USA-Germany: The Great Split

31.05.2017

The tough attacks of US President Donald Trump against Germany and the unprecedented response of German Chancellor Angela Merkel indicate a new era in transatlantic relations.

The practical conclusion that made from the last NATO summit in Brussels and the G-7 summit in Taormina  Angela Merkel struck many on both sides of the Atlantic. First of all, because she told the truth. Very few people expected this from yesterday's the most loyal ally of the United States.

The day after returning from Sicily Merkel stated that "those times when we could completely rely on others have passed." And she concluded: "We, Europeans, should really take our destiny in our own hands" and "must fight for our future".

By "others" the federal chancellor had in mind the United States and Britain. Well, the conclusion is quite logical after Trump's statements about German threat for American economy  or after Washington's ultimatum demand to increase military spending.

International and domestic political aspects

The similar impression about the United States - that they can no longer be the guarantor of European security, since they perceive Europe as a competitor - has arisen among all representatives of European elites.Therefore, Merkel decided to tell the truth. Moreover, this will help her in the election campaign.
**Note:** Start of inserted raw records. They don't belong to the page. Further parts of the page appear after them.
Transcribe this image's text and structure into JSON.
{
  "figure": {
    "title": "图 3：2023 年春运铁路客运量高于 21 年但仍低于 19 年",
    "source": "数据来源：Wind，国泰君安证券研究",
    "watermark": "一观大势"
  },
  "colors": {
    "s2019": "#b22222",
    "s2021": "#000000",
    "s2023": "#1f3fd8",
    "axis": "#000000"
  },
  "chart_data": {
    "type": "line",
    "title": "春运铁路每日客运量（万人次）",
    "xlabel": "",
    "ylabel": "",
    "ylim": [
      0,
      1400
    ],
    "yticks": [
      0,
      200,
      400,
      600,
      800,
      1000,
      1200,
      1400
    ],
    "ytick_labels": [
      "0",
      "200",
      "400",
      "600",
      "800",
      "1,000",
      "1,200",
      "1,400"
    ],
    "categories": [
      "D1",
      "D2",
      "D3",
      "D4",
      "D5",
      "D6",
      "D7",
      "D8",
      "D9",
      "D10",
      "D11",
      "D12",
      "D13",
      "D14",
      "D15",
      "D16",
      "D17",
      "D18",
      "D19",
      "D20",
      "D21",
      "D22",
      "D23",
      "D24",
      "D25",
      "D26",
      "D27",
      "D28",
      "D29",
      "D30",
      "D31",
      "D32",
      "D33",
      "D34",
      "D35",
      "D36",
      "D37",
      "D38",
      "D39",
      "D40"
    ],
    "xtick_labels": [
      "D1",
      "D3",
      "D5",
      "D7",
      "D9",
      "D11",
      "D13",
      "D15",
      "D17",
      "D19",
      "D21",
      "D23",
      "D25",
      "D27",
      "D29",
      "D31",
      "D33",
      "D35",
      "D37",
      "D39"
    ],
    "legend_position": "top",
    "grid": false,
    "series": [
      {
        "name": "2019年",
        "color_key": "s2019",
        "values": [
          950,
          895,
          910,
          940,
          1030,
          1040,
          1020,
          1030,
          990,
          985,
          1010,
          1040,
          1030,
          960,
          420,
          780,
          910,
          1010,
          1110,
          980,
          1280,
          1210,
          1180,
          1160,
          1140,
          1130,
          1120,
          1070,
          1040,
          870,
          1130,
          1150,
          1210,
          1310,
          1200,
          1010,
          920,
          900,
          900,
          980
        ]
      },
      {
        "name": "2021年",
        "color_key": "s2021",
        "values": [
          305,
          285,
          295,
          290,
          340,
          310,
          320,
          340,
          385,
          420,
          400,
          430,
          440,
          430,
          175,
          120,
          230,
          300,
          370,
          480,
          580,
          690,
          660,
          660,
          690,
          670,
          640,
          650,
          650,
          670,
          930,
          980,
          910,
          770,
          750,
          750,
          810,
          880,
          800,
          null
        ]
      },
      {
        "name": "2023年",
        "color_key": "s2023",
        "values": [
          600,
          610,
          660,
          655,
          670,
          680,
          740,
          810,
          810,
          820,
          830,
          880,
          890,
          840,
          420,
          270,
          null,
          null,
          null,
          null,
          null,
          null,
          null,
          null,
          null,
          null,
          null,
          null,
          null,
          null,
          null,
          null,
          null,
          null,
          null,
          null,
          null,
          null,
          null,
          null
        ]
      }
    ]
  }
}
The situation for Berlin is very successful: a riot against the US will not be perceived as a riot against the Deep State, for it is extremely dissatisfied with the current US administration and wants to get rid of Trump as soon as possible.

The Germans are scared

In response to a request to comment on the position of the German Chancellor, the official spokesman for the Cabinet of Ministers, Steffen Seibert, said: "I do not see the need to interpret the words of the Chancellor." However, for the most cowardly and stupid Germans, accustomed to be vassals of the US, Seibert added that Merkel remains "a deeply committed supporter of the transatlantic partnership".

Nevertheless, it is clear that globalization under the control of the United States has not turned out. America - with the exception of its Globalist elites - is, on the contrary, losing production and competence. Anglo-Saxons consider Germany as a real threat  in their new emerging world order. And it, apparently, will consist of powerful and competing regional economic and political blocs.

Merkel is not alone

It seems that Merkel has supporter. German Foreign Minister Zigmar Gabriel, who previously allowed himself to be critical of US policy, also stated that Trump's America  is no longer part of the Western world.

"The Western world is getting smaller," Gabriel stated on Monday at a round table on migration policy in Berlin. According to him, it is about "the loss of the United States as an important nation." The minister indicated that the G-7 summit had become a "signal of a change in the alignment of forces in the world."

Shock and anger

Naturally, for many Germans and Europeans thу current situation is shocking.

This is how Deutsche Welle describes the situation: "After Sicily, Berlin has no illusions - henceforth Germany and the rest of Europe will have to rely only on themselves" and "We will wait for better times, and before this we will try to keep our club in the best condition as long as possible".

Waiting won't help

However, not everything is so simple: it is impossible to ignore and survive because Trump did not fall from the Moon. Behind him is an influential part of the American establishment. And it, like Trump,  seeks to "make America great again" by strengthening the national economy and military power. 

The European elites are trying to extract the maximum pfrom this situation. It might be a chance for the awakening of Europeans, the strengthening of the European Union, and turning the EU into a big player on the global arena, with which other players, primarily the US, Russia and China, should be respectful.

Theoretically, Europeans have a chance to "grow up" and emancipate. The only question is whether the Europeans have enough passionarity to "make Europe great again." Will it be possible to implement this project in the face of long-standing contradictions between European countries? Time will tell, however, there are many serious doubts.